上野茂都『個展物語』を読む

 上野茂都『個展物語』(青林工芸舎)を読む。上野は1961年生まれの彫刻家。多摩美術大学で彫刻を学び、都内の画廊を中心に作品を発表している。大学では主に石彫を制作していたが、その後、制作環境の変化に応じて、紙、セメント、布、ブロンズ粘土、紙粘土、コンクリート。ブロンズ、石けん、大理石、砂岩、テラコッタ、木彫、大谷石などなど、個展の度ごとに材料を変化させて立体作品を作って来た。

 石けんというのも凄いが、2019年の個展ではついにサツマイモ彫刻を展示した。生のサツマイモを彫って並べ、作品の価格は量り売りで1グラム500円とした。本書にはまだ書かれなかったが、今年の個展は布で作った大きなミミズを15本並べていた。

 作風は最初の石彫のときから胸像が多く、目鼻を作らない坊主のような姿だ。雑誌等に取り上げられることも多く、『美術手帖』や『芸術新潮』にも紹介された。目黒区美術館のグループ展にも呼ばれ、旧細川侯爵邸での大規模な個展も行っている。

 絵本も制作し、三味線と歌のCDを出し、ライブ活動もしているという。

 本書は編集者相手に、20数回の個展を詳しく語っている。石彫から紙に転じたのは、大学を卒業してアパートで制作したため、またその後武蔵野美術大学の講師を勤めたので、大学のアトリエが使えて石が彫れたなど、淡々と語っている。

 上野の語りは面白く、教えられることも多い。

 

――不安と不満は違う?

 

不満てのは解決出来るんだね。それが可能かどうかは別として、必ず打開策はある。不安は増殖しますから……。お金があっても健康でも、不安になろうと思えばいくらでもなれる。ほんの小さな事でも、どんどん膨らんでしまう。だから不安を不満に変えてしまうんだね。そうすればとりあえず出口はあるんだから。

 

 上野は多摩美李禹煥のゼミに出ていた。李禹煥つげ義春の友達だったという。つげのマンガ「李さん一家」の李さんとは李禹煥のことだった!
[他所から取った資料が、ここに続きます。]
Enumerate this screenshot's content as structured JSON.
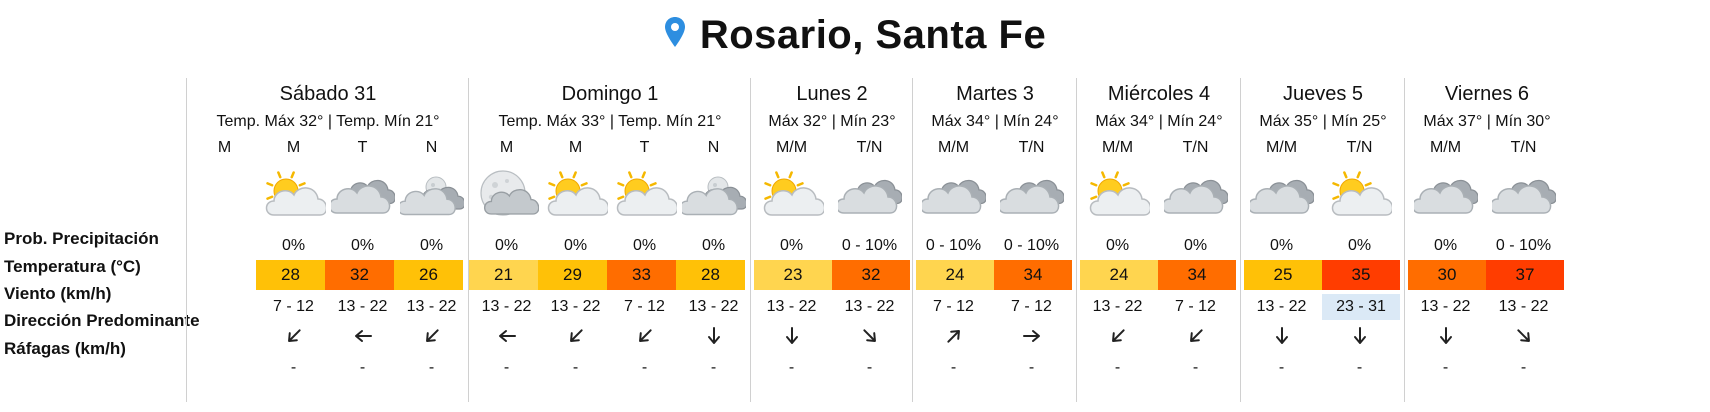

 上野という彫刻家が何を考えて制作しているのかよく分かった気がする。とても有意義で楽しい読書だった。

 ただ、私のような老眼には少々活字が小さかった。活字を大きくすればページ数が増えてコスト高になると考えたのだろうが、Q&Aで1行アキになっているのを詰めれば、ページはさして増えなかったのではないか。